Giddy Potts, Toronto Raptors
The winningest player in program history will be a Toronto Raptor for the summer in hopes of making an NBA roster. Potts leaves Murfreesboro as not only the school’s winningest player, but the school’s record holder for career three-point field goals.
Potts was a key player for two C-USA tournament titles and two NCAA tournament upsets, including the stunner over two-seeded Michigan State. The sharp-shooting guard from Athens, Alabama, had one of the more decorated careers of any Blue Raider and is one of the most recognizable fan favorites of the Kermit Davis-era of MTSU basketball.
After going underrated in the NBA Draft in June, Potts quickly inked a deal to play for the Raptors summer squad. There are certainly some elements to his game that translate well to the NBA, such as an ability to shoot the lights out from three-point range. Potts connected on 286 three-pointers as a Blue Raider, many of which were attempted from NBA range. Therefore, the perimeter shooting adjustment should not be an insurmountable task for Potts. Shooting consistency won’t be a concern for teams interested in Potts since he made three’s at a 41 percent clip over the course of his four year career. This includes a 50 percent three-point shooting season in his sophomore year, which led the nation in that category.

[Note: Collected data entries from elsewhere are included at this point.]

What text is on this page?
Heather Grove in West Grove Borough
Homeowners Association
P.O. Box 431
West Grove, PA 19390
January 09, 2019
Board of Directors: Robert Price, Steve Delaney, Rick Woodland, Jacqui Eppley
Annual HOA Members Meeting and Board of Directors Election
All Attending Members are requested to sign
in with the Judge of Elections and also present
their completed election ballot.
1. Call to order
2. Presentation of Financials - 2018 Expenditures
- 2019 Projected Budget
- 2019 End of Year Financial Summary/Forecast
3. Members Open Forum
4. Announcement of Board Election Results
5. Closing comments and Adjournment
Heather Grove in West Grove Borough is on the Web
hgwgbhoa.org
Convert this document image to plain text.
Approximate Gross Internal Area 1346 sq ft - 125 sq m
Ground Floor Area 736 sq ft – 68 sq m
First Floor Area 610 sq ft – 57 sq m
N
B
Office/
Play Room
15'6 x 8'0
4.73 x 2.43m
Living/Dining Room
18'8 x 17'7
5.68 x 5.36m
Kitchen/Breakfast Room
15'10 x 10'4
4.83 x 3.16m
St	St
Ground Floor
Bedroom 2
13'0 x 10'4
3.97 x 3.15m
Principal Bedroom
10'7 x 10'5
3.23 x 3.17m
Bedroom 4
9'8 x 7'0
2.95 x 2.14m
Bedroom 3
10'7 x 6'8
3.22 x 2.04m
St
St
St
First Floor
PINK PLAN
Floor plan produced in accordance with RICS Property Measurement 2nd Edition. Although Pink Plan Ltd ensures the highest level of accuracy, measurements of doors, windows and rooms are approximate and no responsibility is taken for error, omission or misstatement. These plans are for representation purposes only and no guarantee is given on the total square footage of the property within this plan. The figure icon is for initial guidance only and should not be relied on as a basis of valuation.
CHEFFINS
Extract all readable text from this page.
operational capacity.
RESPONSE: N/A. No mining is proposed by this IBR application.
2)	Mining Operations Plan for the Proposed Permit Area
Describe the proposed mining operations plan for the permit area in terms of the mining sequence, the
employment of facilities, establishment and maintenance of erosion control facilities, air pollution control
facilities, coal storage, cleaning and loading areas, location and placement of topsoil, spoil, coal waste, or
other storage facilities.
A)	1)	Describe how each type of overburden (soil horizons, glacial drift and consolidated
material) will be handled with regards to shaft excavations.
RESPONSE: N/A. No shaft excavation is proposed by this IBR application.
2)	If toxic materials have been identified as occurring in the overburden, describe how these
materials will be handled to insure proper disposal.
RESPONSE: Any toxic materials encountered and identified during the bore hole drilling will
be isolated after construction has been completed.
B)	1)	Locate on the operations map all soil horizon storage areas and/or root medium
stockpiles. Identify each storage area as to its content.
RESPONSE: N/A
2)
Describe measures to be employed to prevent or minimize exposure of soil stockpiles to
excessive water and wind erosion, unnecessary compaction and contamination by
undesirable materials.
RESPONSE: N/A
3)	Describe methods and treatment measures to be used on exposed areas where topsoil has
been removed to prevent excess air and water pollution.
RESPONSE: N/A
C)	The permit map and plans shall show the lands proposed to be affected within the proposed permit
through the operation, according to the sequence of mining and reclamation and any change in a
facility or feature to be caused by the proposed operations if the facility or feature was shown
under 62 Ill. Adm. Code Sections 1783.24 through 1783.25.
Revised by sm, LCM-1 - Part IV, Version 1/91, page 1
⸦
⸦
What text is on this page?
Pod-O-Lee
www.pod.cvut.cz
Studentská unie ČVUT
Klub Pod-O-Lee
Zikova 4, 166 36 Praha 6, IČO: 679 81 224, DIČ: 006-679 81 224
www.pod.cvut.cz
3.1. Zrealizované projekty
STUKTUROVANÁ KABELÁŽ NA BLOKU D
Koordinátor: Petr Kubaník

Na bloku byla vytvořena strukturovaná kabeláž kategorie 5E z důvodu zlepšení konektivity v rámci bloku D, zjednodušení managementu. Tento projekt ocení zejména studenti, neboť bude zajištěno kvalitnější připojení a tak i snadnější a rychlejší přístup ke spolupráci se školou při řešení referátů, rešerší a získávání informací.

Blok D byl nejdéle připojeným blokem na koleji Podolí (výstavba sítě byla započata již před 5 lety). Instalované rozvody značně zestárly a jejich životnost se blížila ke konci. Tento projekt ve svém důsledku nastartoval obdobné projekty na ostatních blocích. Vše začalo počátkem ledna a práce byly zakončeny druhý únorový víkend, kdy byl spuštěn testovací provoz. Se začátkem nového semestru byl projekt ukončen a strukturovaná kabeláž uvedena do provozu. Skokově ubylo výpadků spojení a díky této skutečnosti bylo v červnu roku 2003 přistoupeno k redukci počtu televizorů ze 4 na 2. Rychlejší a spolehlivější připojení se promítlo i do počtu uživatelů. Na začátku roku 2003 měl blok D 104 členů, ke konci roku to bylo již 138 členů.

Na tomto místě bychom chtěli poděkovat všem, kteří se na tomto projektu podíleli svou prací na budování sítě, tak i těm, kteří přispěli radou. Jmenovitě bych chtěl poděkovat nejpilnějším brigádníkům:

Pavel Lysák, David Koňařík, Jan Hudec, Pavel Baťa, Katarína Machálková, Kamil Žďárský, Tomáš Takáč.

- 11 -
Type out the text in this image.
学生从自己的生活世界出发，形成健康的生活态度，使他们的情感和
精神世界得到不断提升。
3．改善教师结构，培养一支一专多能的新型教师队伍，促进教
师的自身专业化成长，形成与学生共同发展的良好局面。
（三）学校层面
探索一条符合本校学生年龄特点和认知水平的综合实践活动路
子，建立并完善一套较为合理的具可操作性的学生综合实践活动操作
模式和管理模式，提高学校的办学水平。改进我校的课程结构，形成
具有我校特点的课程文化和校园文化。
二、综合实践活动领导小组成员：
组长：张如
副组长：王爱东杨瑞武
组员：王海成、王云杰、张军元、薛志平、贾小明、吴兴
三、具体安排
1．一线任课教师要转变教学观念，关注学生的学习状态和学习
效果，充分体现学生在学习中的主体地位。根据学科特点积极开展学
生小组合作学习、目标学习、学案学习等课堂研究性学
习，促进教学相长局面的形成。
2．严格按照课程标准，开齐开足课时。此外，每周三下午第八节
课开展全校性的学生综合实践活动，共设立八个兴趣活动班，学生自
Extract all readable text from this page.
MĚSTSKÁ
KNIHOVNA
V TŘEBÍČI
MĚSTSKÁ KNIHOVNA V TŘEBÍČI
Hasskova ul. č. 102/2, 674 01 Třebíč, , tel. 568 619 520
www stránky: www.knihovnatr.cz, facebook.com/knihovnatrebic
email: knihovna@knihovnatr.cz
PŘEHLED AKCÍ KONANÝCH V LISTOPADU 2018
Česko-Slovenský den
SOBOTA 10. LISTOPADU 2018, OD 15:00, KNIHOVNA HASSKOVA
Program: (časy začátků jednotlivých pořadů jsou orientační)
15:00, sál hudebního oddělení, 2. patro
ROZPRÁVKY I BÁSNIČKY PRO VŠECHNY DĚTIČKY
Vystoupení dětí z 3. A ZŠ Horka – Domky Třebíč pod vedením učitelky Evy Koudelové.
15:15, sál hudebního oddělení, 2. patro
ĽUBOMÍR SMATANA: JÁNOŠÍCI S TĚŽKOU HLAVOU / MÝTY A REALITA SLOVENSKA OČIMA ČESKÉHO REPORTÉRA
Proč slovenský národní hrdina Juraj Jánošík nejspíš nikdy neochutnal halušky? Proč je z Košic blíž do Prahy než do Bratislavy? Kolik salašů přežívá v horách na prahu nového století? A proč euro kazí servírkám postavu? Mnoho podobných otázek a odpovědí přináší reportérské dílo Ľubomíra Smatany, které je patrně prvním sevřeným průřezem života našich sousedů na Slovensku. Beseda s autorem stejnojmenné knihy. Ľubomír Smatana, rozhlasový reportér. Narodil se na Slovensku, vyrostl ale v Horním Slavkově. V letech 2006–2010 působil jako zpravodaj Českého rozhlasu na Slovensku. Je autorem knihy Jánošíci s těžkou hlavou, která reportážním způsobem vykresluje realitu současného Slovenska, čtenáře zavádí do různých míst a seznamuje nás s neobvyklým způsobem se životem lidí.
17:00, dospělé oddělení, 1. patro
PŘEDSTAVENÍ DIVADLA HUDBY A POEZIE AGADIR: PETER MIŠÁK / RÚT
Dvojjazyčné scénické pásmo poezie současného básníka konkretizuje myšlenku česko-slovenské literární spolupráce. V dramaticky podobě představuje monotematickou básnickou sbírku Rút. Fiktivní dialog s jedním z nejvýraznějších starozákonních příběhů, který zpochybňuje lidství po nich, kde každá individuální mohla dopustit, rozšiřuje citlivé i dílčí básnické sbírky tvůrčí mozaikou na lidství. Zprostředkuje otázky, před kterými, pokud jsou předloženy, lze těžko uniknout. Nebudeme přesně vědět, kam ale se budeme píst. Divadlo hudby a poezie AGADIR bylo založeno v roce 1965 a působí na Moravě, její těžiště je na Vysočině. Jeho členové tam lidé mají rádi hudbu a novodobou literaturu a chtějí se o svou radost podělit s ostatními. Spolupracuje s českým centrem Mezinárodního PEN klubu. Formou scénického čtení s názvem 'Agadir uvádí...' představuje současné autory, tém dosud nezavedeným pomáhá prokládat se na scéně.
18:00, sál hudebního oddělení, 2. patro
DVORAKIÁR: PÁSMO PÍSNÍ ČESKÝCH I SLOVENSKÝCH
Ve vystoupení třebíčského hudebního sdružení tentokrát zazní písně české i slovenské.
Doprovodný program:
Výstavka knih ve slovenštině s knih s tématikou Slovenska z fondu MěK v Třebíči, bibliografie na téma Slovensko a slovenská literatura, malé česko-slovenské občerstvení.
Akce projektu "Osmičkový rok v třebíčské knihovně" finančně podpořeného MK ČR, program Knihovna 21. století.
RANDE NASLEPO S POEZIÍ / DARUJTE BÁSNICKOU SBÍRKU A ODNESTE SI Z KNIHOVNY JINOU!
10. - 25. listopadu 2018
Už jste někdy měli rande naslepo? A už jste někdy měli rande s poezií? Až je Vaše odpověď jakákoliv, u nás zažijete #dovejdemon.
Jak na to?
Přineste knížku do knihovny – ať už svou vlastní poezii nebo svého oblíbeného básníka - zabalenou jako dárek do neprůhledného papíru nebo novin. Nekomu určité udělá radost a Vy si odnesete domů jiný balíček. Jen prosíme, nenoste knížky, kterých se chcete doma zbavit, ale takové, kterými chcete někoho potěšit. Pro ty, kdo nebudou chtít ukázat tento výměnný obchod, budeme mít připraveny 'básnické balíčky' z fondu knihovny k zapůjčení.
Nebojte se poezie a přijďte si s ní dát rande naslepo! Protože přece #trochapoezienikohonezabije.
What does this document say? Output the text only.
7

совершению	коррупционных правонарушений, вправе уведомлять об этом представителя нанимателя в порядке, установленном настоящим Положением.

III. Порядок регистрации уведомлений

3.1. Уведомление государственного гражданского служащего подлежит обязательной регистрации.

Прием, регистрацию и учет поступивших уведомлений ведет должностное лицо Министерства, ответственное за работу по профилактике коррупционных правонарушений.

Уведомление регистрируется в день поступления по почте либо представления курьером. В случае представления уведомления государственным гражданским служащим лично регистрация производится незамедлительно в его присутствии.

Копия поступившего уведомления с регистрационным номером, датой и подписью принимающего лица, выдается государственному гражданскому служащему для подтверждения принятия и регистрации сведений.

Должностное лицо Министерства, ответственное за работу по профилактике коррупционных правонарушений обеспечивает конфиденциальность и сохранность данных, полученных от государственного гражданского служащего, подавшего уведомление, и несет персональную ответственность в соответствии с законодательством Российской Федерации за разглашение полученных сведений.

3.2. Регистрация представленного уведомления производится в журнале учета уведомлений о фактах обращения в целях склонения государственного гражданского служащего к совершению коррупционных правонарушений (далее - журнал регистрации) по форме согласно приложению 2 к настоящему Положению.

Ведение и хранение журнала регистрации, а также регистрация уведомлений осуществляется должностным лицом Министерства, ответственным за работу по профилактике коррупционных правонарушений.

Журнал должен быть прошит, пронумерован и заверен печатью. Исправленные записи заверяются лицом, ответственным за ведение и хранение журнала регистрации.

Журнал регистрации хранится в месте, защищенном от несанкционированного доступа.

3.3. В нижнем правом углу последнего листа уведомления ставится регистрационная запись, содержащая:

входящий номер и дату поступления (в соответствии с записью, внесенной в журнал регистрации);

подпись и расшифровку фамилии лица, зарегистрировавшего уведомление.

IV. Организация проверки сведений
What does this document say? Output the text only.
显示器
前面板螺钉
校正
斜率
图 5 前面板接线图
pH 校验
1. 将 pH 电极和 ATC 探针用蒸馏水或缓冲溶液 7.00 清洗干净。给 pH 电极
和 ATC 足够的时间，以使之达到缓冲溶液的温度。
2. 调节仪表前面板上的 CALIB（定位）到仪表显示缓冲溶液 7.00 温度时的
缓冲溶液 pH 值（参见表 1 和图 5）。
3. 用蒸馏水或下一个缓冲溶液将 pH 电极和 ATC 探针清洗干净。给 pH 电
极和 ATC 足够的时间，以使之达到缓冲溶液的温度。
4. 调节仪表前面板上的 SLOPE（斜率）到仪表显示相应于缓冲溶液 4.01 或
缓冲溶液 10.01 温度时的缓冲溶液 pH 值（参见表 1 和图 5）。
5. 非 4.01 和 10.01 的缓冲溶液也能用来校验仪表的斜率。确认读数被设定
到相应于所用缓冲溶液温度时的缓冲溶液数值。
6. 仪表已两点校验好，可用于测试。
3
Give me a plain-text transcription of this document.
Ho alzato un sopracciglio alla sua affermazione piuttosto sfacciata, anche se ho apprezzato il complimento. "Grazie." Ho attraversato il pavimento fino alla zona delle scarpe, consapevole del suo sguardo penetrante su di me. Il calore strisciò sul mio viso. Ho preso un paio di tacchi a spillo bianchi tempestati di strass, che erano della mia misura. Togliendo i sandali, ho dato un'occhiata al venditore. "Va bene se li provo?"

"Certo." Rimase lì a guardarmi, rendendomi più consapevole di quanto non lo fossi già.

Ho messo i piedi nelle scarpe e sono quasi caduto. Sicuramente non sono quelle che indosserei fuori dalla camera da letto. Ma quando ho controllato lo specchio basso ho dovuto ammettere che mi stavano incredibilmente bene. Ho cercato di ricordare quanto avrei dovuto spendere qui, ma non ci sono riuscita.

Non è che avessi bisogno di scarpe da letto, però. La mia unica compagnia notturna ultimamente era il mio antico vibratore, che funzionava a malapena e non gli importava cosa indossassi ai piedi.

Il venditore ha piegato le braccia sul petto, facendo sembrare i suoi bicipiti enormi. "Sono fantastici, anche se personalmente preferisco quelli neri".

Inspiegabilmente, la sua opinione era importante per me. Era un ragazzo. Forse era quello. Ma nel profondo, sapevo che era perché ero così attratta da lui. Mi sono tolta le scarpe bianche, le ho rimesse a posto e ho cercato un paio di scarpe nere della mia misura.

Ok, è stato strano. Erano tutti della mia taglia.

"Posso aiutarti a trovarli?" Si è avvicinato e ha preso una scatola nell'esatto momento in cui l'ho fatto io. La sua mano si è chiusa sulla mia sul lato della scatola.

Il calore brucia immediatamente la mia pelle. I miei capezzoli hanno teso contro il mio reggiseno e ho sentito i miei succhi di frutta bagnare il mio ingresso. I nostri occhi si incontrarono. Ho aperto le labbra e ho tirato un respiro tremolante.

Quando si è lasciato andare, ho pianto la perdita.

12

The biggest concern for Potts will be his size and ability to guard NBA-caliber players on the perimeter. As a shooting guard, Potts is undersized at 6-2, which would not do him many favors if he’s guarded by a 6-5 guard (league average height at the position). While he is still an exceptional shooter from deep, an incredibly valuable tool in today’s NBA, he will need to be able to guard bigger players in order to keep him from being a defensive liability. If Potts can prove himself on the defensive end against taller, longer players, he can make himself an appealing option for an NBA team to sign to a G-League contract.
Reggie Upshaw, Los Angeles Clippers
In June, Upshaw announced on twitter that he would play for the Clippers summer team. The announcement came one year after he played in the same Summer League with the Milwaukee Bucks following his graduation from MTSU. Before Potts broke his record, Upshaw was the last all-time wins record holder. Like Potts, Upshaw is one of the most recognizable faces of the Davis-era.
Upshaw was another key player for the monumental upset of Michigan State, scoring 21 points, including the game sealing dunk in the final minute to put the game out of reach.
In his first Summer League appearance, he averaged three points and four rebounds on 35 percent shooting. Following his appearance in the Summer League, he signed a contract with Walter Tigers Tübingen in Baden-Württemberg, Germany, where he averaged 14 points and seven rebounds per game on 48 percent shooting from the field.
With one year of professional basketball under his belt, Upshaw will enter this Summer League looking to prove himself worthy of a training camp invite. While Upshaw is an efficient scorer at MT and in Germany, his ability to defend might be the key to getting him on a roster this fall.
Like Potts and King, Upshaw doesn’t have ideal size for his primary position. Therefore, defending NBA players at his position would be challenging. However, despite the possible questions on the defensive end, Upshaw’s performance this season in Germany and a second invite to the Summer League should give him much-needed optimism and confidence.